FREDERICK, Colo. (Reuters) - Mourners gathered on Friday in a small Colorado town where the remains of a pregnant woman and her two young daughters were reportedly discovered in oil storage tanks the day after police took the father into custody for their murders.
Shanann Watts, 34, and her daughters Bella, 4, and Celeste, 3, were reported missing from their home in Frederick, 25 miles north of Denver, by a family friend on Monday afternoon, touching off an exhaustive search by law enforcement agencies.
Chris Watts was taken into custody on Wednesday on suspicion of murder, a day before the bodies of his wife and children were found.

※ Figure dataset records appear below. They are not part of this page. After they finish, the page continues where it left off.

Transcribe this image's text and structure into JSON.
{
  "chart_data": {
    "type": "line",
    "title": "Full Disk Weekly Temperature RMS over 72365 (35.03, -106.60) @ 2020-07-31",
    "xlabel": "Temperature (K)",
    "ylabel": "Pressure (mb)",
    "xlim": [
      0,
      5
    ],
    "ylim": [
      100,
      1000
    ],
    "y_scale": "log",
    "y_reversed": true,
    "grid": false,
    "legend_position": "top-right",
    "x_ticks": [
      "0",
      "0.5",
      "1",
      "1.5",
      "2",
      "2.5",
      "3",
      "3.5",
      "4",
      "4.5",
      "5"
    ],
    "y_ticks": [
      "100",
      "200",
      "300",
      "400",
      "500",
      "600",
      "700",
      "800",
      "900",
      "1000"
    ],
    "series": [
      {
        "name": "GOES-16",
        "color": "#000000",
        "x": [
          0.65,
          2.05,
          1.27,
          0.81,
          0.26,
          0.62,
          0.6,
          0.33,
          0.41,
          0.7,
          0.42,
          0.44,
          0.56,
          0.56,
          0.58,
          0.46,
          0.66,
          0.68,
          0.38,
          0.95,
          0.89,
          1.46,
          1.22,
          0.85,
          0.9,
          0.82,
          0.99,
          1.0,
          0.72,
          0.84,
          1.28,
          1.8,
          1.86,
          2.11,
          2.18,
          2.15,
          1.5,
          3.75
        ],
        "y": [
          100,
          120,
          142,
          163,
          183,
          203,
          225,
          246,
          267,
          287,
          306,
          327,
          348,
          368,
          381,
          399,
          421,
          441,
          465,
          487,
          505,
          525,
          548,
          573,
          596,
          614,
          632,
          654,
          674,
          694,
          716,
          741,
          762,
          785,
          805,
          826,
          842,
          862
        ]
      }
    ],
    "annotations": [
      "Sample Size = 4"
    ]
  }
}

Watts, 33, had pleaded for the safe return of his pregnant wife and two young daughters while the search was underway.
About 200 people gathered in front of the family’s two-story home, where they created a makeshift memorial with flowers, stuffed animals and toys. They sang “Amazing Grace” and prayed during a candlelit vigil as the sun set.
“I call it a highway to heaven,” said neighbour Mary Ann Bogner, 64, fighting back tears as she arranged candles in the form of a cross.

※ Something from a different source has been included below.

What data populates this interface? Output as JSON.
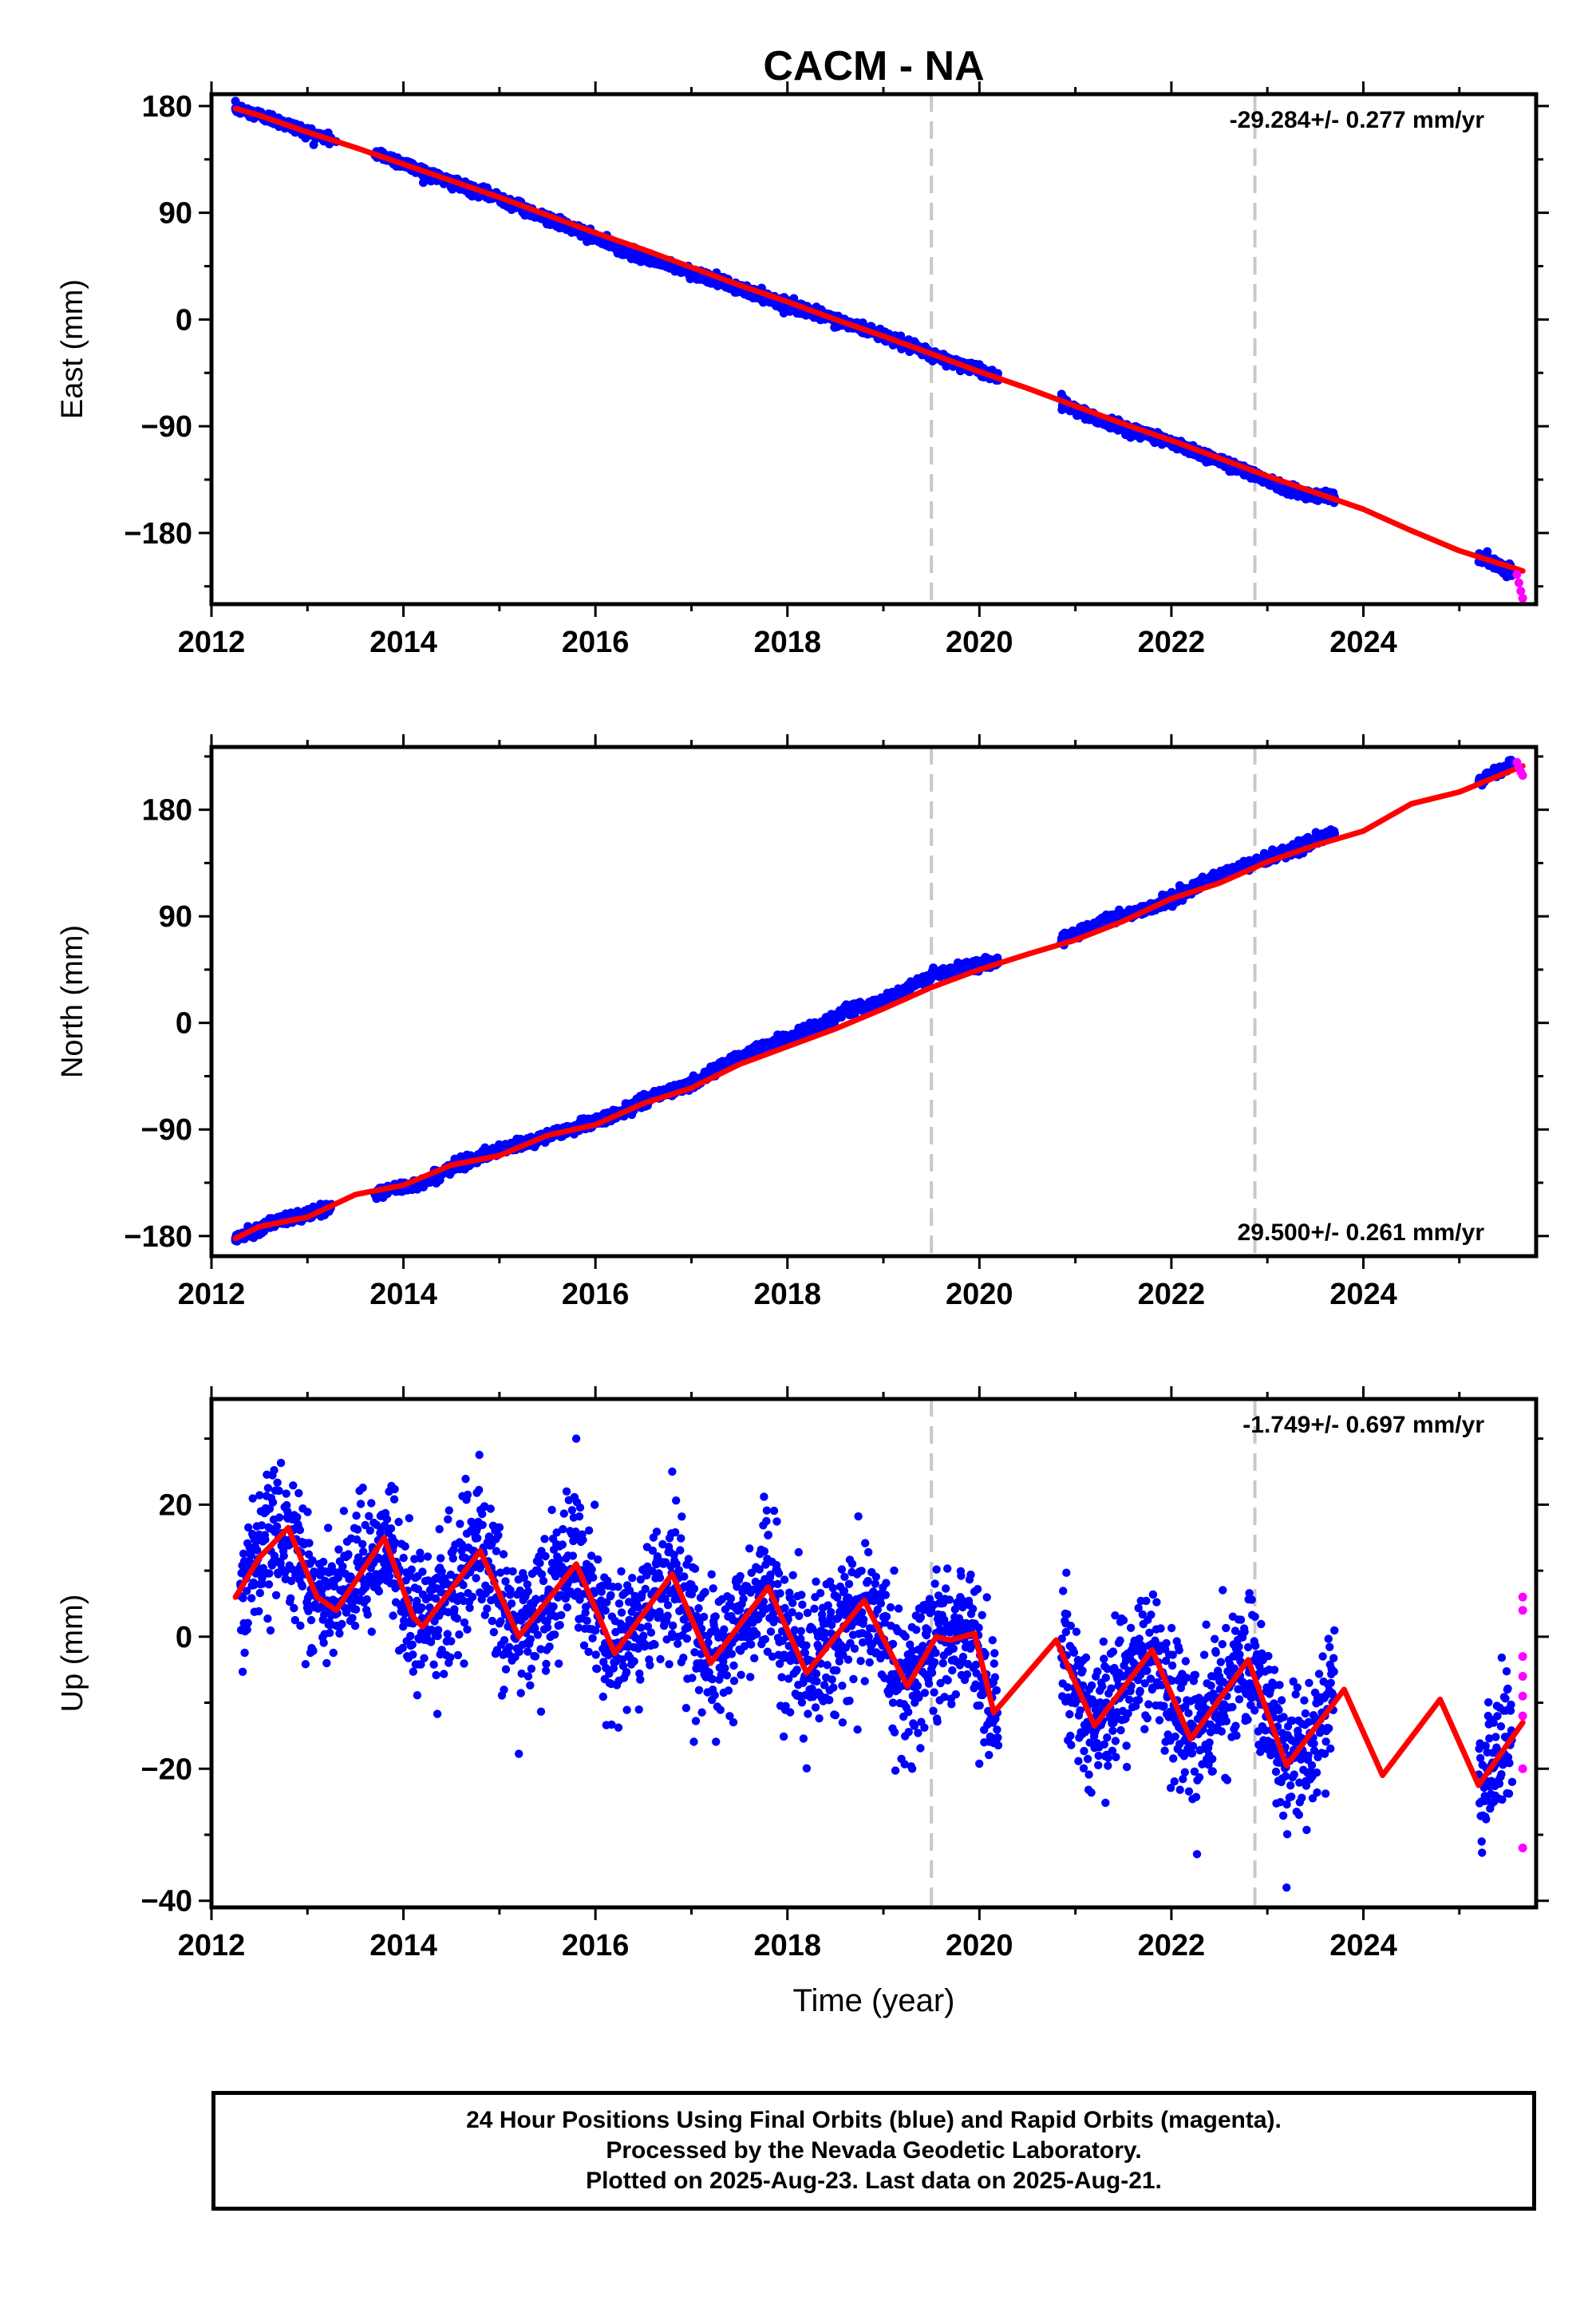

Authorities have declined to confirm media reports that Watts had confessed to killing his family. The warrant for his arrest was sealed by a judge.
The two young girls were strangled and their bodies were found inside an oil tank, the Denver Post reported, citing a motion filed in court by an attorney for Watts. The remains of all three victims were found at Anadarko Petroleum oil field where Watts worked until his arrest, the newspaper reported.
Watts is being held at the Weld County jail on three counts of first-degree murder and three counts of tampering with physical evidence, jail records show.
Prosecutors will formally charge him on Monday, District Attorney Michael Rourke said.
The killings have shaken the commuter community of Frederick, a former mining town of 13,000 people.
“This is what small towns do. We support each other and unite whether it is in tragedy or joy,” said Rusty O’Neal, 42, town trustee, during the vigil.